The competition is already drawing an amazing number of entries. While NIST’s earlier encryption competition brought in 15 candidates, as of the October 31 deadline 64 submissions were presented for this new hash challenge. Of those, 28 have been opened to the public and six have already been broken outright. Fortify Software also just announced their results showing several others to suffer from security, performance, and stability issues in their reference implementations.

Initial hopes were to eliminate about a dozen entries during this first round of competition, but analysis has already narrowed the field down by 22. The community will cryptanalyze the remaining functions throughout 2009, permitting another major cut sometime in 2010, though some would like to see the field down to 15 or 20 entries by as early as this summer. After another year of analysis NIST will chose a winner in 2011, with them formally finalizing the standard for adoption in 2012.
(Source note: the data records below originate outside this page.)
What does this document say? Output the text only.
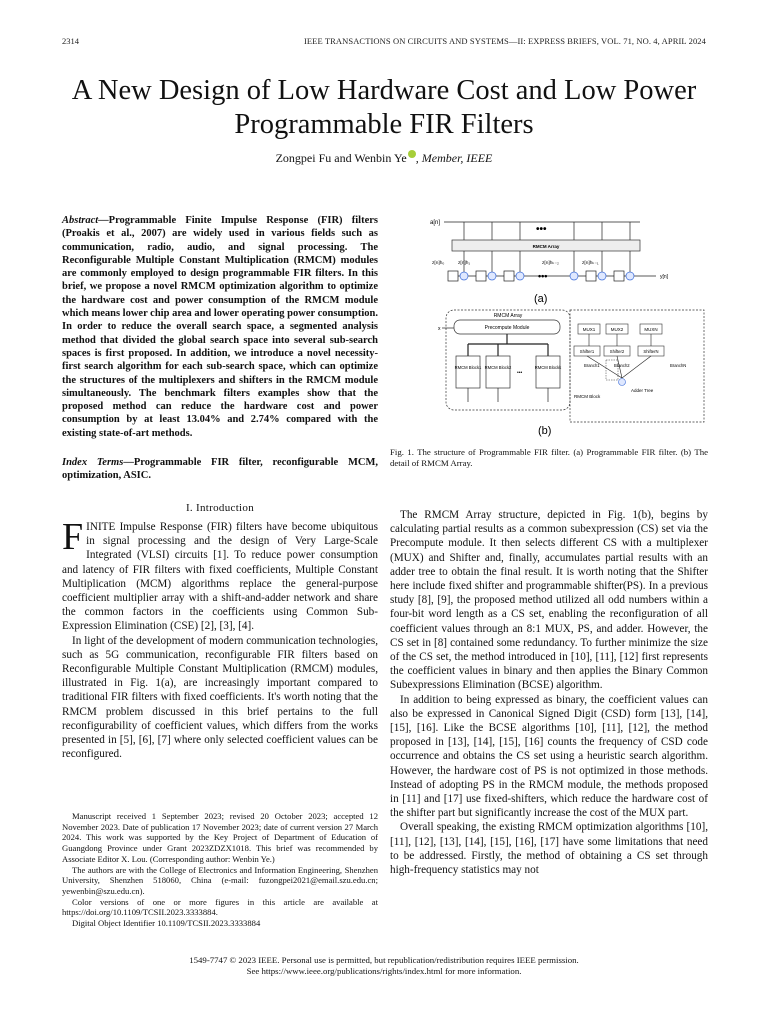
2314	IEEE TRANSACTIONS ON CIRCUITS AND SYSTEMS—II: EXPRESS BRIEFS, VOL. 71, NO. 4, APRIL 2024
A New Design of Low Hardware Cost and Low Power Programmable FIR Filters
Zongpei Fu and Wenbin Ye , Member, IEEE
Abstract—Programmable Finite Impulse Response (FIR) filters (Proakis et al., 2007) are widely used in various fields such as communication, radio, audio, and signal processing. The Reconfigurable Multiple Constant Multiplication (RMCM) modules are commonly employed to design programmable FIR filters. In this brief, we propose a novel RMCM optimization algorithm to optimize the hardware cost and power consumption of the RMCM module which means lower chip area and lower operating power consumption. In order to reduce the overall search space, a segmented analysis method that divided the global search space into several sub-search spaces is first proposed. In addition, we introduce a novel necessity-first search algorithm for each sub-search space, which can optimize the structures of the multiplexers and shifters in the RMCM module simultaneously. The benchmark filters examples show that the proposed method can reduce the hardware cost and power consumption by at least 13.04% and 2.74% compared with the existing state-of-art methods.
Index Terms—Programmable FIR filter, reconfigurable MCM, optimization, ASIC.
I. Introduction

FINITE Impulse Response (FIR) filters have become ubiquitous in signal processing and the design of Very Large-Scale Integrated (VLSI) circuits [1]. To reduce power consumption and latency of FIR filters with fixed coefficients, Multiple Constant Multiplication (MCM) algorithms replace the general-purpose coefficient multiplier array with a shift-and-adder network and share the common factors in the coefficients using Common Sub-Expression Elimination (CSE) [2], [3], [4].

In light of the development of modern communication technologies, such as 5G communication, reconfigurable FIR filters based on Reconfigurable Multiple Constant Multiplication (RMCM) modules, illustrated in Fig. 1(a), are increasingly important compared to traditional FIR filters with fixed coefficients. It's worth noting that the RMCM problem discussed in this brief pertains to the full reconfigurability of coefficient values, which differs from the works presented in [5], [6], [7] where only selected coefficient values can be reconfigured.

Manuscript received 1 September 2023; revised 20 October 2023; accepted 12 November 2023. Date of publication 17 November 2023; date of current version 27 March 2024. This work was supported by the Key Project of Department of Education of Guangdong Province under Grant 2023ZDZX1018. This brief was recommended by Associate Editor X. Lou. (Corresponding author: Wenbin Ye.)

The authors are with the College of Electronics and Information Engineering, Shenzhen University, Shenzhen 518060, China (e-mail: fuzongpei2021@email.szu.edu.cn; yewenbin@szu.edu.cn).

Color versions of one or more figures in this article are available at https://doi.org/10.1109/TCSII.2023.3333884.

Digital Object Identifier 10.1109/TCSII.2023.3333884

a[n]
•••
RMCM Array
z[n]h₀	z[n]h₁	z[n]hₖ₋₂	z[n]hₖ₋₁
•••	y[n]
(a)
RMCM Array
x	Precompute Module
RMCM Block1 RMCM Block2	RMCM Blockk
•••
MUX1	MUX2	MUXN
Shifter1	Shifter2	ShifterN
Branch1	Branch2	BranchN
Adder Tree
RMCM Block
(b)
Fig. 1. The structure of Programmable FIR filter. (a) Programmable FIR filter. (b) The detail of RMCM Array.

The RMCM Array structure, depicted in Fig. 1(b), begins by calculating partial results as a common subexpression (CS) set via the Precompute module. It then selects different CS with a multiplexer (MUX) and Shifter and, finally, accumulates partial results with an adder tree to obtain the final result. It is worth noting that the Shifter here include fixed shifter and programmable shifter(PS). In a previous study [8], [9], the proposed method utilized all odd numbers within a four-bit word length as a CS set, enabling the reconfiguration of all coefficient values through an 8:1 MUX, PS, and adder. However, the CS set in [8] contained some redundancy. To further minimize the size of the CS set, the method introduced in [10], [11], [12] first represents the coefficient values in binary and then applies the Binary Common Subexpressions Elimination (BCSE) algorithm.

In addition to being expressed as binary, the coefficient values can also be expressed in Canonical Signed Digit (CSD) form [13], [14], [15], [16]. Like the BCSE algorithms [10], [11], [12], the method proposed in [13], [14], [15], [16] counts the frequency of CSD code occurrence and obtains the CS set using a heuristic search algorithm. However, the hardware cost of PS is not optimized in those methods. Instead of adopting PS in the RMCM module, the methods proposed in [11] and [17] use fixed-shifters, which reduce the hardware cost of the shifter part but significantly increase the cost of the MUX part.

Overall speaking, the existing RMCM optimization algorithms [10], [11], [12], [13], [14], [15], [16], [17] have some limitations that need to be addressed. Firstly, the method of obtaining a CS set through high-frequency statistics may not

1549-7747 © 2023 IEEE. Personal use is permitted, but republication/redistribution requires IEEE permission.
See https://www.ieee.org/publications/rights/index.html for more information.
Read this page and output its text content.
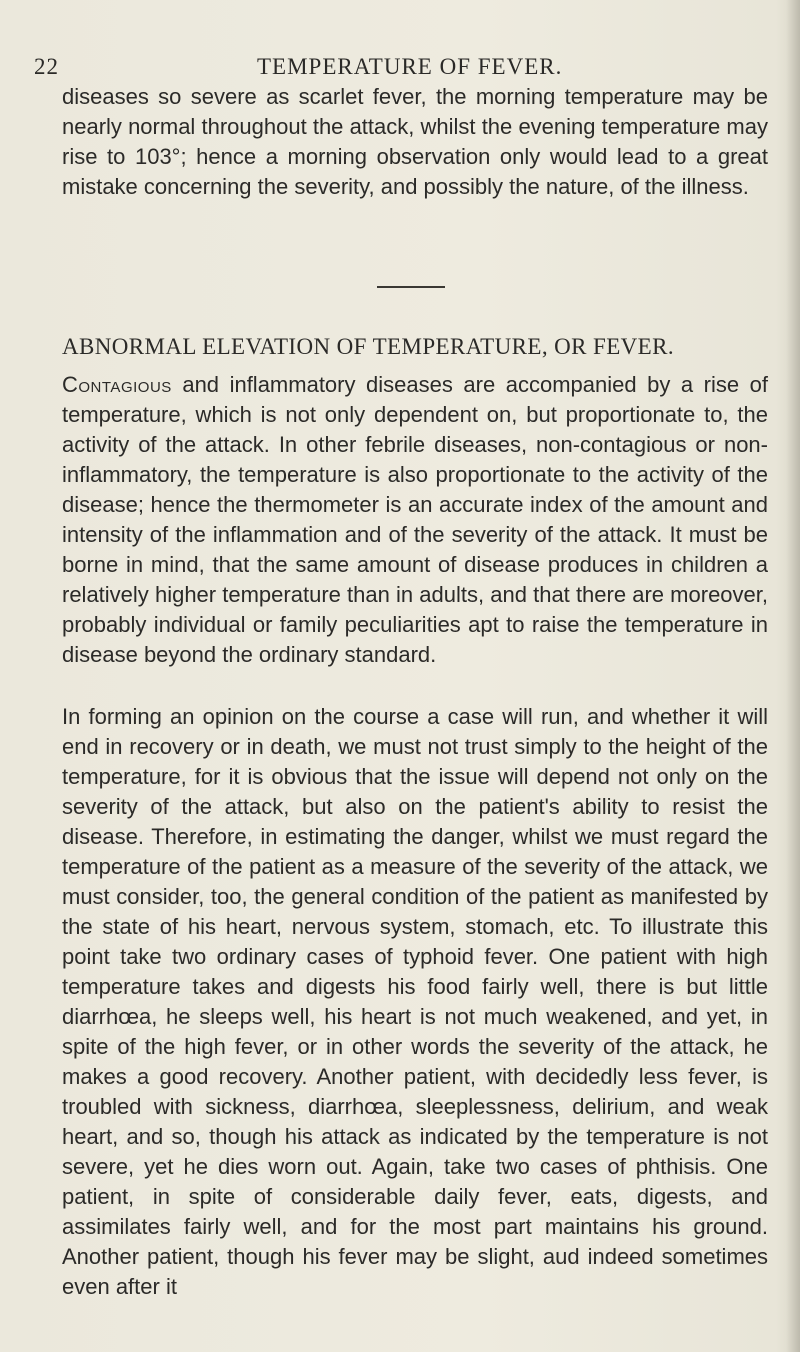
22	TEMPERATURE OF FEVER.
diseases so severe as scarlet fever, the morning temperature may be nearly normal throughout the attack, whilst the evening temperature may rise to 103°; hence a morning observation only would lead to a great mistake concerning the severity, and possibly the nature, of the illness.
ABNORMAL ELEVATION OF TEMPERATURE, OR FEVER.
Contagious and inflammatory diseases are accompanied by a rise of temperature, which is not only dependent on, but proportionate to, the activity of the attack. In other febrile diseases, non-contagious or non-inflammatory, the temperature is also proportionate to the activity of the disease; hence the thermometer is an accurate index of the amount and intensity of the inflammation and of the severity of the attack. It must be borne in mind, that the same amount of disease produces in children a relatively higher temperature than in adults, and that there are moreover, probably individual or family peculiarities apt to raise the temperature in disease beyond the ordinary standard.
In forming an opinion on the course a case will run, and whether it will end in recovery or in death, we must not trust simply to the height of the temperature, for it is obvious that the issue will depend not only on the severity of the attack, but also on the patient's ability to resist the disease. Therefore, in estimating the danger, whilst we must regard the temperature of the patient as a measure of the severity of the attack, we must consider, too, the general condition of the patient as manifested by the state of his heart, nervous system, stomach, etc. To illustrate this point take two ordinary cases of typhoid fever. One patient with high temperature takes and digests his food fairly well, there is but little diarrhœa, he sleeps well, his heart is not much weakened, and yet, in spite of the high fever, or in other words the severity of the attack, he makes a good recovery. Another patient, with decidedly less fever, is troubled with sickness, diarrhœa, sleeplessness, delirium, and weak heart, and so, though his attack as indicated by the temperature is not severe, yet he dies worn out. Again, take two cases of phthisis. One patient, in spite of considerable daily fever, eats, digests, and assimilates fairly well, and for the most part maintains his ground. Another patient, though his fever may be slight, aud indeed sometimes even after it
One thing I learned from the competition a decade ago is to not bet jump the gun and use anything before NIST finalizes the standard. The winner of the Advanced Encryption Standard (AES) competition, Rijndael, was actually an underdog in many analysts’ eyes. NIST chose arguably what was not the most secure algorithm, but the best combination of security, performance, and other factors. Major attention was paid to Rijndael’s speed and ease of implementation in hardware, and this will likely hold true with the new hash standard, especially since multi-core processors open so many new doors to designers. Not only do you not want to be left with an abandoned standard, but choosing to implement one too early may only end up as an issue down the line when someone discovers a major security flaw. So in short, wait for the final standard and stick with the higher-level SHA algorithms in the mean time. Despite breaks showing that some hashes are broken and some are weaker than once thought, there is no reason to panic. If you are still using MD5 for any reason, like some lingering VPN tunnels or elsewhere, migrate those to the SHA family, where they are (likely) safe while we wait on the next generation hash function.